The founder of the Kingsgate Chorus shares her inspiration for bringing people together to sing.
The many choirs of Jenny Ritter
Before starting the Kingsgate Chorus, Jenny Ritter had never sung in a choir before. When Ritter’s long-time band, The Gruff, ended in 2011, Ritter confessed to a few friends that she really missed singing vocal harmonies with her old group. The friends came up with an idea: they would meet in Ritter’s Mount Pleasant living room and she would teach them how to harmonize.
Eight people came to the first singing lesson in January 2011.
“I lived in a basement apartment,” Ritter remembers, “and it was pretty full.” The following week, 16 people crammed into the tiny space.
It wasn’t long before the group became Ritter’s first choir called the Kingsgate Chorus, a nod to the enigmatic Mount Pleasant mall down the street from her home.
Eventually the waiting list to join the Kingsgate choir grew so long that Ritter decided to quit her coffee shop job and start a second choir, the Mount Pleasant Regional Institute of Sound (MPRIS, for short).
As a choir mistress (her words), Ritter has arranged songs by Bon Iver, Radiohead, Timber Timbre, Lorde, and Kate Bush, to name a few.
“I pick songs that I obsessively love,” she says. “The challenge in arranging songs is to keep the energy of the original while still making it our own.”
Ritter cites Bjork’s “Unravel” as her proudest arrangement, but her all-time favourite choir song is the first one she arranged in that long- ago basement apartment, Bruce Springsteen’s “Going Down.”
“Every time I hear it,” she says, “I can still remember the magic of those harmonies coming together for the first time.”
It’s that same magic that makes Ritter’s choirs so popular. With all
the interest she receives for Kingsgate and MPRIS, Ritter says she could
start as many as four new choirs.
She chalks up their popularity to a widespread need for space and outlets in which to express ourselves. “We have to be really well-behaved a lot of the time,” she laments. “We don’t necessarily have our physical and emotional and artistic outlets.”
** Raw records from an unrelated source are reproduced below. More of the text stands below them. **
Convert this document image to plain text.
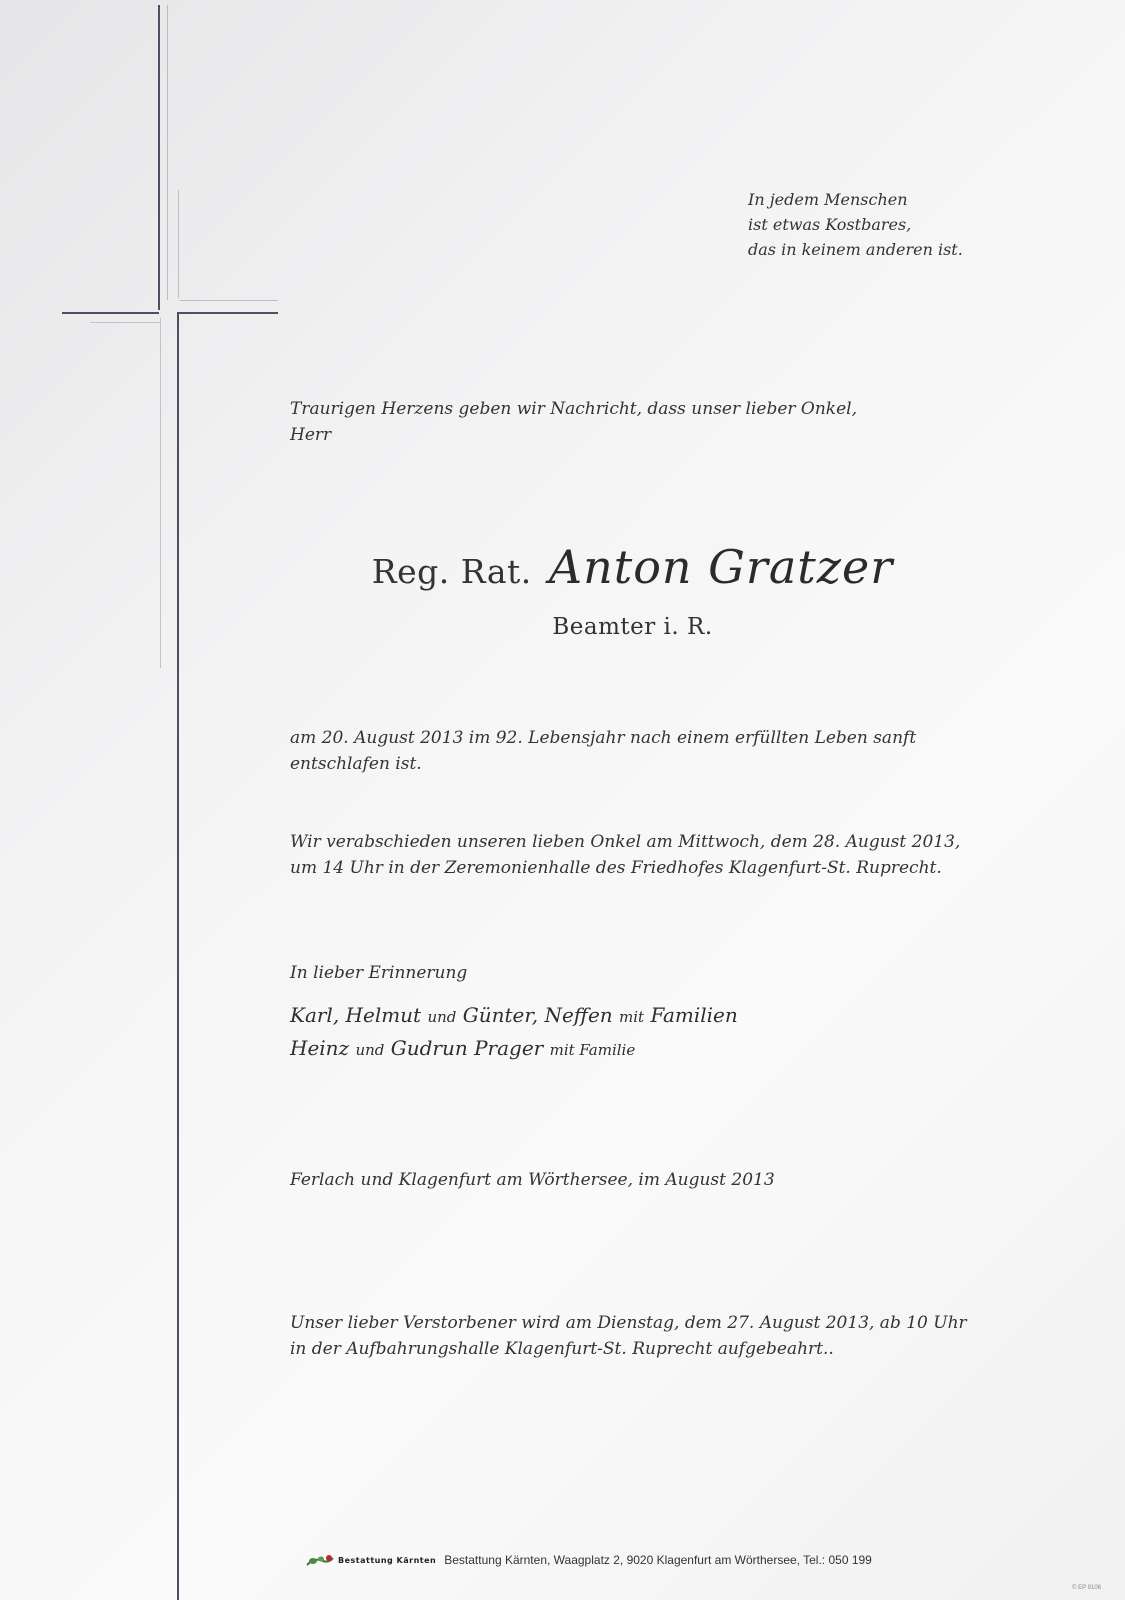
In jedem Menschen
ist etwas Kostbares,
das in keinem anderen ist.
Traurigen Herzens geben wir Nachricht, dass unser lieber Onkel,
Herr
Reg. Rat. Anton Gratzer
Beamter i. R.
am 20. August 2013 im 92. Lebensjahr nach einem erfüllten Leben sanft
entschlafen ist.
Wir verabschieden unseren lieben Onkel am Mittwoch, dem 28. August 2013,
um 14 Uhr in der Zeremonienhalle des Friedhofes Klagenfurt-St. Ruprecht.
In lieber Erinnerung
Karl, Helmut und Günter, Neffen mit Familien
Heinz und Gudrun Prager mit Familie
Ferlach und Klagenfurt am Wörthersee, im August 2013
Unser lieber Verstorbener wird am Dienstag, dem 27. August 2013, ab 10 Uhr
in der Aufbahrungshalle Klagenfurt-St. Ruprecht aufgebeahrt..
Bestattung Kärnten Bestattung Kärnten, Waagplatz 2, 9020 Klagenfurt am Wörthersee, Tel.: 050 199
© EP 9106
A sense of friendship and inclusiveness is something Ritter thinks everyone can benefit from. “There’s often a lack of community in people’s lives. We want
to feel like we’re a part of something, building something, being useful, as well as having fun. Choir provides that.”
Over the years, Ritter’s choirs have performed at music festivals, community events, and as opening acts for artists like Rae Spoon and Wintermitts.
In October 2014, the Kingsgate Chorus
was invited to sing at a TedxVancouver event. More recently, the two choirs sang
in a holiday fundraiser that drew in more than 500 people. Proceeds from the night (an impressive $1,900) were donated to two local non-profits. Ritter has her eyes set on raising even more money in 2015. She looks forward to collaborating with local artists and performing in more gigs around the city.
The challenge, she says, is balancing the choir work with her own career as a solo folk musician.
“Looking back,” she says, “I couldn’t imagine the popularity of the choirs. It wasn’t something I was thinking of or aiming for but when it happened
it was no surprise at all. It felt very natural. It was supposed to happen."